Everyone I ever see in iconic images of mods, rockers, teds, casuals and the rest seem to get it right — I want to see the sartorial misfires, tryhards and those who couldn’t afford the right stuff but had a go anyway. That’s what helped shift Spliffy garms — when you’re surrounded by style struggle, bad becomes good. Good books on sports footwear that aren’t Japanese language are thin on the ground — after the reprint of Bobbito’s Where’d You Get Those? at the end of the year, Slam Kicks: Basketball Sneakers That Changed the Game drops in February 2014, written by Slam’s Ben Osbourne and Scoop Jackson. I’ve wanted a sequel to Sole Provider for a while, so this could fill that bookshelf gap. In the meantime, go and pick up the Gonz issue of Huck, because pretty much everything in it is good.
I have no idea what the story behind these Cole Haan wingtips with Air Max 2013 technology is, but pebbled leather and speckles kind of works. Is this some response to the Prada Levitate’s AM97-esque look (Edit: Shouts to Todd Krevanchi for pointing out the resemblance between these and the Air Max Sentry which had the ’97-style unit on a sensible shoe design)? I assume they’re some internal experiment that’s destined to never release after the Cole Haan/Nike separation, but they’re avant-garde in their jarring trad-tech collision. These were spotted on Mr. Salehe Bembury’s blog with zero explanation as to how they came to be.

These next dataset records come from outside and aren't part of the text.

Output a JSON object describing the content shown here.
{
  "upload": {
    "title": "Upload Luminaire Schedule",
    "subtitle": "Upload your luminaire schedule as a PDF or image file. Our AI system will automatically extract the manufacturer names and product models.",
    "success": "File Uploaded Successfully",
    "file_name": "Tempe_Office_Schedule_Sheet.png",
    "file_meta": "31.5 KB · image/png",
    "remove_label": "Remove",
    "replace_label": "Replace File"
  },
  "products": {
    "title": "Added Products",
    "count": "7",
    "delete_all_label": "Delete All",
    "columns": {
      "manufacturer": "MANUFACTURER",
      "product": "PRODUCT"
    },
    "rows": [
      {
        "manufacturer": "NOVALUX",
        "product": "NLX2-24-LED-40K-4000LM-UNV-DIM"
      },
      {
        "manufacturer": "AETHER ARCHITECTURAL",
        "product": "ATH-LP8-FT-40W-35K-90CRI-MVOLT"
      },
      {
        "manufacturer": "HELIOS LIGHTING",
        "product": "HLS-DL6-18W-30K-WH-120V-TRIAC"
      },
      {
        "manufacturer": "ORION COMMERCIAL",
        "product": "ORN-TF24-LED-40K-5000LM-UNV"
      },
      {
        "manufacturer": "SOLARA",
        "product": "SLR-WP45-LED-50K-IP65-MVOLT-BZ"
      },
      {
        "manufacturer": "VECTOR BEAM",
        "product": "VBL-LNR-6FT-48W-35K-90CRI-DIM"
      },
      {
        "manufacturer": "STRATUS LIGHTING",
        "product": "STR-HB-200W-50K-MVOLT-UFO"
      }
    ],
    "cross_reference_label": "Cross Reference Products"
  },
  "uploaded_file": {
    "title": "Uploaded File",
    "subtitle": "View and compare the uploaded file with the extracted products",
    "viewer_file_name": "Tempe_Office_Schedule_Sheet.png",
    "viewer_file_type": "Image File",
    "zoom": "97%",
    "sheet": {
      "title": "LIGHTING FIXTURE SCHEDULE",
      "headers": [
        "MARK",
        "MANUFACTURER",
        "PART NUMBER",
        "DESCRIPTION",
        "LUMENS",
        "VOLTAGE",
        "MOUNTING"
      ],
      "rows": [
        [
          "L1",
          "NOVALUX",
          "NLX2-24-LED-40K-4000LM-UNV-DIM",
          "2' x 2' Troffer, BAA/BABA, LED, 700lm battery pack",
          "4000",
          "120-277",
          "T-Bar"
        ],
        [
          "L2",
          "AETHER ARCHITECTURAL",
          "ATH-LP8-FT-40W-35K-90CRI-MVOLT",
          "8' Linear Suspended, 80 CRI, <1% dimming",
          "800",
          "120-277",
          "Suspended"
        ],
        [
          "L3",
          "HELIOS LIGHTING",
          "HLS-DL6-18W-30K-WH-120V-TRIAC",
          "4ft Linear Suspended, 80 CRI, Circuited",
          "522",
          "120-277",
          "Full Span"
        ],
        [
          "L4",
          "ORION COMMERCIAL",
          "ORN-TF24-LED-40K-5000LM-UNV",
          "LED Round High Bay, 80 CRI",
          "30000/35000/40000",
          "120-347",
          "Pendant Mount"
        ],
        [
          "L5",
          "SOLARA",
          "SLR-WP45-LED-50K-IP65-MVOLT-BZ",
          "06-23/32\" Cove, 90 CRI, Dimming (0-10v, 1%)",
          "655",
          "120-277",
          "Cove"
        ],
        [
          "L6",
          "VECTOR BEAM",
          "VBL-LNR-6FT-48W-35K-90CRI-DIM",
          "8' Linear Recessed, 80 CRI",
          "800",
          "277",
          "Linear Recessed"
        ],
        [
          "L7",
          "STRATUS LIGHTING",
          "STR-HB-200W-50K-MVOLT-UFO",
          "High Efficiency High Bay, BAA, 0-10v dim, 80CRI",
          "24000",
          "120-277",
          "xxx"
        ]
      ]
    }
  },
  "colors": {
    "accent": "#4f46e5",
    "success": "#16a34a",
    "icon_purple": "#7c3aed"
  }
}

Speaking of big air (and I apologise for all the Air Max references in the last few blog entries — I was working on Air Max related Nike projects and became obsessed all over again), back when Lil’ Kim didn’t Vybz Kartel herself and wasn’t obliged to live up to the soft porn persona she created the following year, she made grape AM95s look incredible with Junior M.A.F.I.A.

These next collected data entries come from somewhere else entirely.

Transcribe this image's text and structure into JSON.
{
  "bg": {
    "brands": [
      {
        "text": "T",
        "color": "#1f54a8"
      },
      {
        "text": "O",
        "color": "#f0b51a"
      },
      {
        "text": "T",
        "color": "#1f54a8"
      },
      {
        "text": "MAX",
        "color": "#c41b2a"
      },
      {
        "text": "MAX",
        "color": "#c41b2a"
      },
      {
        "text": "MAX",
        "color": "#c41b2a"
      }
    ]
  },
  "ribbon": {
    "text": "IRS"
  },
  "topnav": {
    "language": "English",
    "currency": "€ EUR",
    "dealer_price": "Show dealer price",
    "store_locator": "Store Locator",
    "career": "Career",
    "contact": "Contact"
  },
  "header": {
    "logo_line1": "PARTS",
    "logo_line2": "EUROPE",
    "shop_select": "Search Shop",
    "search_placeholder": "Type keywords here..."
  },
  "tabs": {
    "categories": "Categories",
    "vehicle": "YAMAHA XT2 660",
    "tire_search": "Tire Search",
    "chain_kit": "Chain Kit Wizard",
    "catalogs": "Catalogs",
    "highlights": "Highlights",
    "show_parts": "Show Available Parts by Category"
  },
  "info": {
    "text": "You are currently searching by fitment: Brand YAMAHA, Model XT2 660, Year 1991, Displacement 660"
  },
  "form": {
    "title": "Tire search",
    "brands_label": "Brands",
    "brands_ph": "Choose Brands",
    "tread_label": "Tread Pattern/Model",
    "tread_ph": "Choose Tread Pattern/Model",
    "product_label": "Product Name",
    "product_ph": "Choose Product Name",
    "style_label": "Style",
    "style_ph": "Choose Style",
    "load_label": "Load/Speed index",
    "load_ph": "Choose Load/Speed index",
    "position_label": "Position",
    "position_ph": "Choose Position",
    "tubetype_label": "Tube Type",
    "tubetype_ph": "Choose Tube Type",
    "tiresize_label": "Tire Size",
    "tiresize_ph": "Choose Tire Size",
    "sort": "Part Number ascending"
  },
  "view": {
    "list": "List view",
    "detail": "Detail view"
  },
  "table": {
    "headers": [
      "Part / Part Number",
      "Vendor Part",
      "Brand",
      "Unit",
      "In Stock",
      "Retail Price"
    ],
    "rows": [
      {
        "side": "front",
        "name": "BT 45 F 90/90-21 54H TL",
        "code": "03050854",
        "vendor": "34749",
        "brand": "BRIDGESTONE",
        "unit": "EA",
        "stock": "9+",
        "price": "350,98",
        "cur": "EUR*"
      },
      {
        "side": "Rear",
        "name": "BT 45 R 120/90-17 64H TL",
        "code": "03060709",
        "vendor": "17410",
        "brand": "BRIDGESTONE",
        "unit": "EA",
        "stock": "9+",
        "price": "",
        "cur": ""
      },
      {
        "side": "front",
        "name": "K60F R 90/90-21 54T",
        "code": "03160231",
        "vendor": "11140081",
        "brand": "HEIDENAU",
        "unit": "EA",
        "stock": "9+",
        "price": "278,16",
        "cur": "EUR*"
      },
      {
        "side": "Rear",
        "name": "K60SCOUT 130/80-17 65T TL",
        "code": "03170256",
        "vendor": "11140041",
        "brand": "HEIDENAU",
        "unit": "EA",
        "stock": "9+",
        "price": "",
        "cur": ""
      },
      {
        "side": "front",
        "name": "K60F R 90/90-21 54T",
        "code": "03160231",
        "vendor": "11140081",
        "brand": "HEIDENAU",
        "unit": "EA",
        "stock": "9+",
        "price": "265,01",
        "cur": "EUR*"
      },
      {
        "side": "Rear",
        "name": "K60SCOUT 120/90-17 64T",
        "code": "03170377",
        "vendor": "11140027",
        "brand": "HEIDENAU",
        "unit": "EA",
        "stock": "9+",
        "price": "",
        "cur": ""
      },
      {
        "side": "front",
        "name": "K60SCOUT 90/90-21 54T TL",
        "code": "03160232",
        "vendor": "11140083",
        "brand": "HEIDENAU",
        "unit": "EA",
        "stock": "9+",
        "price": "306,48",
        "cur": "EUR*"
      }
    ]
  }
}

Chaze from Grim Team doesn’t just produce extremely hard QB and Bronx hip-hop — he keeps to his French origins with some synth-led sounds. Grim Team isn’t afraid to get its hands dirty and Chaze’s This Was Your Town (featuring Casey Mecija) video is directed by Jay One and contrasts beauty with a heavily bombed Paris setting. Nobody does destruction like the French, down to the trucks — proof that there’s style in willful regression. Pretty ladies in camo coats who dig for vintage clothes and records is a winning addition to a promo too.